Bingo! And spurious because the " as long as i don't interfere with your life" is understood to mean personal acts with direct connection, when in fact most oppression and exploitation is systemic and bureaucratized. Further, it ignores the historical basis for much inequity.

Eg if my wealth and privilege is inherited from a father who worked within a racist, sexist system, whereas the other's relative want is a consequence of that system, what is my moral obligation? To simply not "interfere with his life"? I have already interfered with his life. His life was interfered with before he was born.


> (did you sleep with her)

LOL - No! - but I wanted to ;-) Actually there may be more than one woman in Vancouver who had at least a passing infatuation for Rand.

>>By greenfyre   (Wednesday, 12 Nov 2003 00:12)
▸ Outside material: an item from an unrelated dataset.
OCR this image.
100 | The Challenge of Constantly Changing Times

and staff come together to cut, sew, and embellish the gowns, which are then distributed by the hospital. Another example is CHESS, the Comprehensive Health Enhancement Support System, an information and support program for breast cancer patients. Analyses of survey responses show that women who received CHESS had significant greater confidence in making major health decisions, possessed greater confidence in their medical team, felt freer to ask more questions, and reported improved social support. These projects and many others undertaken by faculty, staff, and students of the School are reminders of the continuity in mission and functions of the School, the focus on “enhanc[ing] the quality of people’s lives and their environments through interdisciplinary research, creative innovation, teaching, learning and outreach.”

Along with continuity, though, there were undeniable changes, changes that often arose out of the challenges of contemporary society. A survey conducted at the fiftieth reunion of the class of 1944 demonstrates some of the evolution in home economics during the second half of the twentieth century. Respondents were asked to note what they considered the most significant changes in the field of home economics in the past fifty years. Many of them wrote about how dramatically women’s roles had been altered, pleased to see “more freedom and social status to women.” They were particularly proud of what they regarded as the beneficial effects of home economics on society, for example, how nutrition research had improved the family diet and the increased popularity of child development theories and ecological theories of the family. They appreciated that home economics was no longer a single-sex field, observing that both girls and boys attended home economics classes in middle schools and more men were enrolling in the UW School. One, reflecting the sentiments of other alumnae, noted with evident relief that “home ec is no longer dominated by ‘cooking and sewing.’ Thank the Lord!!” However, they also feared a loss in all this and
I have not read any of Ayn Rand's books, though after reading the comments and discussions posted on this page, I am intrigued in her writing. Many of the issues discussed reminded me of a Russian novel called We by Yevgeny Zamyatin. His entire novel is based on the "One State" populated by millions of people created all for the same purpose and programmed to follow a specific schedule. To have an imagination was considered a crime worthy of execution. To have a soul was to be the epitomy of every threatening philosophy that could possibly deter any of the population away from the clutching grasp of the "Great Benefactors." The novel is philosophical in that it explores a society of brainwashed, mathematically created people not considered individuals. Each person has a name such as D-503, or I-330. Individualism is unheard of.

The world they live in is created in such a way that responsibility is practically nonexistent, the same responsibility goddog had mentioned earlier. There is no need for responsible behavior if every being remains unanimously obedient to the cause of the "One State."

And as for environmental affairs, all is made of glass, their entire world is enclosed by glass, and cultivation is not necessary. Each person (or should I say number) is fed the same thing every day, but never bores of it, never questions the purpose or the reason. Thus, there once again is no need for responsibility - a world that requires no cultivation is in no need of care.

These are just some connections I found to be interesting. If anyone would like to discuss We in depth, I am open to it.

In the meantime, I look forward to reading Ayn Rand with curiousity.